Jim Melrose

Personal information
- Full name: James Millsopp Melrose
- Date of birth: 7 October 1958 (age 67)
- Place of birth: Glasgow, Scotland
- Height: 5 ft 9 in (1.75 m)
- Position: Striker

Youth career
- Eastercraigs

Senior career*
- Years: Team / Apps / (Gls)
- 1975–1980: Partick Thistle / 122 / (31)
- 1980–1982: Leicester City / 72 / (21)
- 1982–1983: Coventry City / 24 / (8)
- 1983–1984: Celtic / 30 / (7)
- 1984: → Wolves (loan) / 7 / (2)
- 1984–1985: Manchester City / 34 / (8)
- 1985–1987: Charlton Athletic / 48 / (19)
- 1987: Leeds United / 4 / (0)
- 1987–1990: Shrewsbury Town / 49 / (3)
- 1990: Macclesfield Town / 6 / (0)
- Total:  / 405 / (99)

International career
- 1977–1980: Scotland U21 / 8 / (2)

= Jim Melrose =

Scottish footballer

James Millsopp Melrose (born 7 October 1958) is a Scottish retired professional footballer who played as a striker. Melrose made nearly 400 appearances in the Scottish and English Football Leagues between 1975 and 1990, scoring nearly 100 goals.

==Playing career==
Born in Glasgow, Melrose played for Eastercraigs, Partick Thistle, Leicester City, Coventry City, Celtic, Wolverhampton Wanderers, Manchester City, Charlton Athletic, Leeds United, Shrewsbury Town and Macclesfield Town. He made eight appearances for the Scotland under-21 team, scoring two goals.

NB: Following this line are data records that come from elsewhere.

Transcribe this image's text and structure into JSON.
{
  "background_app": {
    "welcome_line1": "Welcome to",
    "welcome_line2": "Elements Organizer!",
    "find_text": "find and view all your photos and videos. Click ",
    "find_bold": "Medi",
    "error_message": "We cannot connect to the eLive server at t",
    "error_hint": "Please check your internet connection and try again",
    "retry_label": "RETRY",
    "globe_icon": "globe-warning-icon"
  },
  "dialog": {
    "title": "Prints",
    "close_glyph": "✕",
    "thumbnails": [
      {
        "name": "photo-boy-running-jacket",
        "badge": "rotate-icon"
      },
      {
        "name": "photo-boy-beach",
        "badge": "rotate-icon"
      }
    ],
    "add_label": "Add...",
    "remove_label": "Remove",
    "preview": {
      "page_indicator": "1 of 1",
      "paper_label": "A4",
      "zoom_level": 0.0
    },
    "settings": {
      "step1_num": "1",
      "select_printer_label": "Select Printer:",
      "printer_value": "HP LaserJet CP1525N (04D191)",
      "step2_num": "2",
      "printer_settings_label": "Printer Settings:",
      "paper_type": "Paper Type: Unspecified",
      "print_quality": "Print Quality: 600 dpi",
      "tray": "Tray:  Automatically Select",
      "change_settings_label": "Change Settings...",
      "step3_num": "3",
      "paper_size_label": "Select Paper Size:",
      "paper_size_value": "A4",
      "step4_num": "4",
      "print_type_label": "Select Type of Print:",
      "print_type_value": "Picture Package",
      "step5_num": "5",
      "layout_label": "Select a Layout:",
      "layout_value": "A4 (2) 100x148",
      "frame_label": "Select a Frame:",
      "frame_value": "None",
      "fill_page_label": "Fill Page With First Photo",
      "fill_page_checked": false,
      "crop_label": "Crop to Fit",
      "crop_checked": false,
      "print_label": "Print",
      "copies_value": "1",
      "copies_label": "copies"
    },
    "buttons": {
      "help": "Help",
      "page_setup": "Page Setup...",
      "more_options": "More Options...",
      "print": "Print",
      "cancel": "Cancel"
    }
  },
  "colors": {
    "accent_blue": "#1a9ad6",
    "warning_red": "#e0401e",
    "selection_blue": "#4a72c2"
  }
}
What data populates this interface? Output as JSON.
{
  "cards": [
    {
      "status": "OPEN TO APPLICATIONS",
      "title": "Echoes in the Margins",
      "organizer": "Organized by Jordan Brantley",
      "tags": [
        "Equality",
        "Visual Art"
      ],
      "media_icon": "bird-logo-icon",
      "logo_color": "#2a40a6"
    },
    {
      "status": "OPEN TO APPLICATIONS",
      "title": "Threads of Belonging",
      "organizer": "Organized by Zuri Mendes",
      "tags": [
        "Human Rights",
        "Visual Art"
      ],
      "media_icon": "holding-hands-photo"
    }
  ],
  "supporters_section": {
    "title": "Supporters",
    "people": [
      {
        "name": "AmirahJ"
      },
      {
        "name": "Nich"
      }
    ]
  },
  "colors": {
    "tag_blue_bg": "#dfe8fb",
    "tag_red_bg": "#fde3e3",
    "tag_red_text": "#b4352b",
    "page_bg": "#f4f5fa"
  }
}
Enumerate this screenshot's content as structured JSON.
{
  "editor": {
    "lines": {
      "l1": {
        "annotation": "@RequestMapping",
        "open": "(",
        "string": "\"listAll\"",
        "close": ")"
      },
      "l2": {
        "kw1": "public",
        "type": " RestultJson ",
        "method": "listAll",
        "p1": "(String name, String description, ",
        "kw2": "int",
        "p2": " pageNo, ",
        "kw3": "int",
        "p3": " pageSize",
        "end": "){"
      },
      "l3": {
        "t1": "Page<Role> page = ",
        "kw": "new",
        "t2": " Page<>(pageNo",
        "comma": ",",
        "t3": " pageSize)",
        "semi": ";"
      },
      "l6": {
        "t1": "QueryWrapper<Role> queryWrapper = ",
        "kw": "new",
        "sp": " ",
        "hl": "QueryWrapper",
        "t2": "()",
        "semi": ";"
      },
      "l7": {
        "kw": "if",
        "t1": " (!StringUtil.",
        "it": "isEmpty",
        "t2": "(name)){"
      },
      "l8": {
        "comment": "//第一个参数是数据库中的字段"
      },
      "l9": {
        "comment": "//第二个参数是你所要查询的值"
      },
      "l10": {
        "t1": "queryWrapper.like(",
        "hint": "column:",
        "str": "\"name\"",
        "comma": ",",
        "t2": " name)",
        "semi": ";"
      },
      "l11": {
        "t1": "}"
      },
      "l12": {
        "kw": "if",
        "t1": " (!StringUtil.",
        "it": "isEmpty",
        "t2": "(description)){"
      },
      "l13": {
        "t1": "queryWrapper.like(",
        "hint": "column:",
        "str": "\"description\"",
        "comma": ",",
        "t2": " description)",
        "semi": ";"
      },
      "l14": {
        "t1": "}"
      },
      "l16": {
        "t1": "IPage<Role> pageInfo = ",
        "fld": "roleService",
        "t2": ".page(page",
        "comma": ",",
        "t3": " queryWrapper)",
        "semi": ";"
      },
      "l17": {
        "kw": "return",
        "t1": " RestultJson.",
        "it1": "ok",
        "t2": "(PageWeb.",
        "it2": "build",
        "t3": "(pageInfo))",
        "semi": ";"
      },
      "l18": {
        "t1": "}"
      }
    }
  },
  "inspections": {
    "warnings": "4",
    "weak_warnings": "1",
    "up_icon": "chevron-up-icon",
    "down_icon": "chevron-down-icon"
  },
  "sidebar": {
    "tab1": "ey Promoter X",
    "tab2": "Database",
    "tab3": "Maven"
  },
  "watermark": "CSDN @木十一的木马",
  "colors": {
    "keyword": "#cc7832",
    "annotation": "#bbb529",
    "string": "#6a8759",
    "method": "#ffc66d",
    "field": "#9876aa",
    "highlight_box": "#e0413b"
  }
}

Melrose joined Partick Thistle at the age of 12 as a schoolboy, and made his debut for the club at the age of 16.

He joined Leicester City in 1980 and was a regular at Filbert Street until an injury at Leyton Orient.

After two seasons he moved to Coventry City, later playing for Celtic, Wolves and Manchester City. At Manchester City, he helped the team to promotion during the 1984–85 season, but was released at the end of the season.

Melrose moved to Charlton Athletic, where he holds the record for scoring their fastest ever goal.

==Later career==
After hanging up his boots, Melrose stayed within football and worked as a player agent, helping facilitate moves for Steve Lomas to West Ham United, Paul Lambert to Borussia Dortmund and Neil Lennon to Leicester City.

On 12 June 2009, it was announced that a consortium headed by Melrose was interested in buying Stockport County.

As of December 2014, Melrose was working as the Chief Scout for Bolton Wanderers.